Held at the Crest Hollow Country Club in Woodbury, the panel included Corinne Hammons, president and CEO of Little Flower Children & Family Services of New York; David Okorn, executive director of Long Island Community Foundation; Meredith Michaels, chief development officer for Big Brothers Big Sisters of Long Island; and John Miller, president and CEO of Guide Dog Foundation & America’s VetDogs.
Moderated by Brian Sackstein, partner at Armanino LLP, and Andrew Garbarino, of counsel at Ruskin Moscou Faltischek, the panel was presented with a case study of a fictitious Long Island nonprofit as a way to explore some of the challenges and best practices of nonprofit organizations, focusing on hiring and retaining staff, rising costs of salaries and employee benefits, cybersecurity and more.
One of the most pressing challenges is finding ways to keep staff here.
To be able to recruit and retain its employees, Miller said, “We had to completely overhaul our wage scale.”
He added that it’s a different environment on Long Island right now. Miller’s nonprofit “purchased a couple of houses” near its campus to provide housing for some of its staff.

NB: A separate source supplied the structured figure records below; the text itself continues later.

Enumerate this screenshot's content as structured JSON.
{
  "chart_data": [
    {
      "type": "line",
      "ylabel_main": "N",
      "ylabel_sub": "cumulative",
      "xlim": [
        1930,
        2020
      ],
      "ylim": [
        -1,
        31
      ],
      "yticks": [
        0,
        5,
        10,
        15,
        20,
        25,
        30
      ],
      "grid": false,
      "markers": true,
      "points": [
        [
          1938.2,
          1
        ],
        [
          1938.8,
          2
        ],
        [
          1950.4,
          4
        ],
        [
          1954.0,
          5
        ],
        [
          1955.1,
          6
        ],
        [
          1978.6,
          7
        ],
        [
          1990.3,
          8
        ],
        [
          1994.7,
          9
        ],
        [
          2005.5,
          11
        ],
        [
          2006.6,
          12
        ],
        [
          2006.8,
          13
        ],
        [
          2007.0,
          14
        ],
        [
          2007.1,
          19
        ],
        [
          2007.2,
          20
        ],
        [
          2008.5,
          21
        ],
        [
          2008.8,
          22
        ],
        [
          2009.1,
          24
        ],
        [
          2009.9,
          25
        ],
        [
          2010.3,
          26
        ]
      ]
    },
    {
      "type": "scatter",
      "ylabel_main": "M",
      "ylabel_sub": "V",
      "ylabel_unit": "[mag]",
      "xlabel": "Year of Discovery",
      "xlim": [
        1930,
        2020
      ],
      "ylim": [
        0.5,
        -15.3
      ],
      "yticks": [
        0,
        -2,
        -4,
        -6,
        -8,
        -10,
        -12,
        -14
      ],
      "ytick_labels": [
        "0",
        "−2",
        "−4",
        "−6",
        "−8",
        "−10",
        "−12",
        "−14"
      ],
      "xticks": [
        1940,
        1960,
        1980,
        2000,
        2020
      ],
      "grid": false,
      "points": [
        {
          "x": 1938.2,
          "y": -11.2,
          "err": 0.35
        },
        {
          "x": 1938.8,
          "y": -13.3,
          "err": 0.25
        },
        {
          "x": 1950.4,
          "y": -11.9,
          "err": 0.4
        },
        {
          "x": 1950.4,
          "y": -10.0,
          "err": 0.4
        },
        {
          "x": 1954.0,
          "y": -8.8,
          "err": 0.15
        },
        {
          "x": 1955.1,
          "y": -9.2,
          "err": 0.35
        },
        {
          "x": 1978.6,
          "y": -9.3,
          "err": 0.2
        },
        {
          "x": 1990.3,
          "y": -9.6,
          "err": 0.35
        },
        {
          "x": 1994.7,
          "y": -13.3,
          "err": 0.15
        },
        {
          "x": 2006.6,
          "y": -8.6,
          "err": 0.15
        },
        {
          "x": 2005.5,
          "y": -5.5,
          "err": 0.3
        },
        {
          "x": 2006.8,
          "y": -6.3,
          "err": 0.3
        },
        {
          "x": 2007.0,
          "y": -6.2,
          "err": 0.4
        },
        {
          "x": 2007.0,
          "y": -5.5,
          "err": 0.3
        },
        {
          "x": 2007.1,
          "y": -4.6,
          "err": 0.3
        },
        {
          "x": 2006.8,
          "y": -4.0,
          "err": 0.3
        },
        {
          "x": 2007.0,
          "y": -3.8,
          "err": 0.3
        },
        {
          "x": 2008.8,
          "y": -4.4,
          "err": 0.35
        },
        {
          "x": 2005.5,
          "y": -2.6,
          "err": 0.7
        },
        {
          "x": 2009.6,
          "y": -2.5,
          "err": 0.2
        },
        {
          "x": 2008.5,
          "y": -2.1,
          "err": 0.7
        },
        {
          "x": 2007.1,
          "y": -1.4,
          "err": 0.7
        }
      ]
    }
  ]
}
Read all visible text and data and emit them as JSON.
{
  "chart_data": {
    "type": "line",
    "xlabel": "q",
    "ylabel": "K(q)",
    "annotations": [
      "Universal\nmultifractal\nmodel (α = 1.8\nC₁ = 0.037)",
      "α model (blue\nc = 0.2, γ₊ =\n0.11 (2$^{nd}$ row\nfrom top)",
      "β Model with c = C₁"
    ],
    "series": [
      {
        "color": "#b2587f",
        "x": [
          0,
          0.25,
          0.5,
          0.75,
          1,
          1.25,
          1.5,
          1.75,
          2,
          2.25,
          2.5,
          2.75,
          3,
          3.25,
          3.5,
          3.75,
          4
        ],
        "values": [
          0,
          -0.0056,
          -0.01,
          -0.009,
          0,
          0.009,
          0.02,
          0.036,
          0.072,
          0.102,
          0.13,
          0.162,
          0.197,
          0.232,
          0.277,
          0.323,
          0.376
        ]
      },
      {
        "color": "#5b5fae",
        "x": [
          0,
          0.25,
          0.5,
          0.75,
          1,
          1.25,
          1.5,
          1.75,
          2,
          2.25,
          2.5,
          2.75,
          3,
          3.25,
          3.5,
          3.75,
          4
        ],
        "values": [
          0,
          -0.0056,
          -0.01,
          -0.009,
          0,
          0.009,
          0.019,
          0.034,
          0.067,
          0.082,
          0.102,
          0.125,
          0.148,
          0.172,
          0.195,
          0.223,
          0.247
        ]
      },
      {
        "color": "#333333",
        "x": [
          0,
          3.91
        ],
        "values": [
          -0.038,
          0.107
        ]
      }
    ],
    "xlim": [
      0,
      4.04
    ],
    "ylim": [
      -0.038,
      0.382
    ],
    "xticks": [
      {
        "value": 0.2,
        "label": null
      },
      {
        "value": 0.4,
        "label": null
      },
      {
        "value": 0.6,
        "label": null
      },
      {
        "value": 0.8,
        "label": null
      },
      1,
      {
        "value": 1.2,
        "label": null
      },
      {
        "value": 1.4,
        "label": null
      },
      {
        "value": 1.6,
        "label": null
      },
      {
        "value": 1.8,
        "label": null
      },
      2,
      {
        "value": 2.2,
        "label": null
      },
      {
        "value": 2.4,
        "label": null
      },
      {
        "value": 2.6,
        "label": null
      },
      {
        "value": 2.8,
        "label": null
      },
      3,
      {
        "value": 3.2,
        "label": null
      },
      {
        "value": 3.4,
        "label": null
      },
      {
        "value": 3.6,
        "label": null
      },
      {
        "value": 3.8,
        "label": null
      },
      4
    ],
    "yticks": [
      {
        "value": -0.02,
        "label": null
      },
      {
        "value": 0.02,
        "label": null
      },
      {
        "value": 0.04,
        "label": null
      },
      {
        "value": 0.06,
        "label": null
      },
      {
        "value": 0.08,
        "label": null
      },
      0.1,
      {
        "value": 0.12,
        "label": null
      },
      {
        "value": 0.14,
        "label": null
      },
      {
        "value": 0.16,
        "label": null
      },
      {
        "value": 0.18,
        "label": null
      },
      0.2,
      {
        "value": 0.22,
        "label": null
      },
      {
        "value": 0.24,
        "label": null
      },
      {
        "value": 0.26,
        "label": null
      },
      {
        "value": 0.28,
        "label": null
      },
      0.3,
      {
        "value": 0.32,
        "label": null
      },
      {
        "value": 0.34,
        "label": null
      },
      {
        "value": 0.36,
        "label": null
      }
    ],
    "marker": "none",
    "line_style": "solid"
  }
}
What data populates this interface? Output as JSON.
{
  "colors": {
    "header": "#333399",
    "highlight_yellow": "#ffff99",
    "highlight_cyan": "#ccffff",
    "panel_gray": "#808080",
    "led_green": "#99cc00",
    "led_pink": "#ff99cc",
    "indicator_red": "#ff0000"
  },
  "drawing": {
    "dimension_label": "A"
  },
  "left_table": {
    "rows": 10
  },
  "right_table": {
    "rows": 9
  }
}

“Investing in your people is the best advice I can give,” Miller said.
Hammons said, “There can be a perception that we’re sweet and we’re little” and consequently, her nonprofit can pay low wages.
“It’s really the opposite,” she explained. “Our workforce deserves fair pay.”
Hammons added that “talking about our mission is important in retaining workers.”
Michaels said that retention of employees has become very challenging, and raising salaries can help in that regard.
“The cost to rehire is more than the increases in salary,” Michaels said. “But we’re struggling with what we’re used to and what people now expect.”
When asked how the nonprofits can keep their staff inspired and energized, panel members said the effort should come from the top down.
“I think it comes back to governance,” Hammons said. “Leadership has to show a vision for a post-COVID future. That energizes the whole organization.”
Michaels said that getting input from employees can be crucial.
“Asking the staff and finding out what they want could have value,” she said.
When the discussion turned to fundraising strategies, most of the panel agreed that events like golf outings and big galas are welcomed by contributors, but they are often expensive ways to fundraise.
“Big events only net between 40 to 60 percent and are not the best ways to do it,” Okorn said. He also lamented that Long Island has lost a few major foundations and that some banks and corporations, both major fundraising sources, have recently merged and consolidated.
“It’s a really tough spot for nonprofits,” Okorn said.
Though Little Flower holds larger signature events, Hammons said, “Corporate fundraising that’s unrestricted is the way to go.”
Michaels said the industry has been trending towards smaller cultivation and recruitment events.
“People want to support the mission,” she said, “but it’s been shifting and we’re thinking differently about recruiting potential supporters.”
Miller says his organization uses all the tools it can to fundraise from businesses and other sources.
“We have to raise $19 million a year to break even and pay our bills,” he said. “We have no lack of programs to engage companies in the mission.”
In the end, Long Island-based nonprofits are often competing for grants, corporate donors and other funding sources.
“We’re competing for the same resources, but collaboration is the way to go,” Michaels said. “We’re meeting the needs of Long Islanders more broadly.”
Okorn said his organization has been looking to fundraise from donors outside of the immediate area.
“We’re trying to bring in more resources and bring in other foundations, especially after the pandemic,” he said.
Miller acknowledged that Long Island is a crowded funding place.
“Everybody out there has a great cause,” he said. “We create value that has them buying into the mission. It’s a grind. You’ve got to work it.”